Aujourd’hui, saoudiens et qataris s’entendent comme larrons en foire, mais l’Union des Comores a perdu un allié stratégique, car les investissements du Qatar dans notre pays étaient substantiels. Le richissime émirat ne lésinait pas sur les moyens, construction de l’Hôpital de Hombo, ouverture de plusieurs usines dont la société nationale de pêche, reprise de l’hôtel Retaj, une aide budgétaire de 40 millions de dollars… La liste des actions bénéfiques de Doha est longue. L’iran n’était pas en reste, dans un pays au système sanitaire sous équipé, le Croissant Rouge iranien était une clinique qui venait en aide aux plus démunis.
La politique étrangère comorienne doit cesser ce que les experts en diplomatie appellent « le ralliement opportuniste ». Ce positionnement est dévalorisant et nous fait perdre le respect dans le concert des nations. Nous devons être des alliés et non des alignés qui prennent parti dans des conflits qui ne nous concernent ni de près ni de loin.
Mais notre ministère des Affaires étrangères n’a pas tiré des leçons du passé, sur le dossier du Sahara Occidental, il commet la même erreur, il s’est mis à la remorque du Royaume Chérifien alors que l’on devrait adopter une attitude de neutralité et servir d’intermédiaire dans la résolution des conflits. L’Algérie, le Maroc et les Sahraouis, dans quelques années, trouveront une solution et se réconcilieront et une nouvelle fois, les Comores se retrouveront sur la paille.
Il semble que les politiciens comoriens en général et nos diplomates en particulier n’ont pas encore compris que ce sont les intérêts comoriens qu’ils doivent servir et défendre avant tout autre considération. Le grand professeur de relations internationales, Bertrand Badie a dit, plus un gouvernement est faible, illégitime et impopulaire à l’intérieur du pays, plus il s’aligne à des états forts à l’extérieur, pour espérer qu’ils lui garantissent sa survie.

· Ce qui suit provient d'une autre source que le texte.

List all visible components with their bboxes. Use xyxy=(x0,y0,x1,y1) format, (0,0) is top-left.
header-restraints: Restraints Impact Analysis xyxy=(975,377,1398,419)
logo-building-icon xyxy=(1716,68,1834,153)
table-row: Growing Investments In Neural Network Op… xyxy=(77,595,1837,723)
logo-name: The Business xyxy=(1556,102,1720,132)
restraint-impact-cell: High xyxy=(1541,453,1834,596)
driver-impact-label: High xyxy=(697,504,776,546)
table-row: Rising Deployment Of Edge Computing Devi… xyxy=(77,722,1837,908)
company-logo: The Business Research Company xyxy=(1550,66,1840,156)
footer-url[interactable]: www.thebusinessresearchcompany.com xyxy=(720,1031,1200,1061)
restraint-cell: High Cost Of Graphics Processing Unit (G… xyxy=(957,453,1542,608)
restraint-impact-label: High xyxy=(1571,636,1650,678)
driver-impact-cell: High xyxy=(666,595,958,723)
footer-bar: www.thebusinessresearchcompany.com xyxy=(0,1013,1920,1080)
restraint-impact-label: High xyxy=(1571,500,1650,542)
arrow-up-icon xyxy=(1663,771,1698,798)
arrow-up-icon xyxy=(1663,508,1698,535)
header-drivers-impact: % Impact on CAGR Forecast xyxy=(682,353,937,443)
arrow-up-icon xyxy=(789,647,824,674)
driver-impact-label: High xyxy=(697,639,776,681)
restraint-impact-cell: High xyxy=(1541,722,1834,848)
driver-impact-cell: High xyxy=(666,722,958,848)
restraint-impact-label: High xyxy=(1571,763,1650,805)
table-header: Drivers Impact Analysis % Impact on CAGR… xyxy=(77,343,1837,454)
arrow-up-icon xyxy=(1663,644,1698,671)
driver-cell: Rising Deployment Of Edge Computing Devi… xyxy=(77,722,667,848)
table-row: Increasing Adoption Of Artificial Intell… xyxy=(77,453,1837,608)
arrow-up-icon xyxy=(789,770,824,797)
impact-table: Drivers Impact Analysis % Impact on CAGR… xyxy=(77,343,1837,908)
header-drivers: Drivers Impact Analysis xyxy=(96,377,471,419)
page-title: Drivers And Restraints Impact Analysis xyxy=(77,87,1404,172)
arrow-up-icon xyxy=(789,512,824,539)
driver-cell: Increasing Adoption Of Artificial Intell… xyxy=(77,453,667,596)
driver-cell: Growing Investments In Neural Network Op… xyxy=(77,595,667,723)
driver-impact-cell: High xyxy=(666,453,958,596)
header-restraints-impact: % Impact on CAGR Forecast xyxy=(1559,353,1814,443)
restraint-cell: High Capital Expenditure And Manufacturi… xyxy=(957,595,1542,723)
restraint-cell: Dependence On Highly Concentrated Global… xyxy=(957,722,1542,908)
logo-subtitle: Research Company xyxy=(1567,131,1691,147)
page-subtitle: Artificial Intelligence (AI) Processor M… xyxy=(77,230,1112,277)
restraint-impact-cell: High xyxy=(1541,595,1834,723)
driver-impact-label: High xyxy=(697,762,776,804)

Notre diplomatie est à contre-courant de la marche du monde. La guerre en Ukraine a démontré que les nations du Sud pensent leurs intérêts avant ceux des autres, la diplomatie de l’alignement est un paradigme obsolète. C’est le retour des égoïsmes nationaux. Les acteurs internationaux n’hésiteront pas à se servir de nous pour avancer leur agenda et nous jeter quand on ne leur sera plus d’aucune utilité. A nous de sortir de cette naïveté enfantine et penser à l’intérêt des Comores d’abord.
Toute honte bue, nous voilà obligés d’ aller tête baissée, toquer à la porte du Qatar et de l’Iran en espérant qu’ils veuillent bien nous pardonner. Quelle berezina diplomatique. Il est temps que ça change.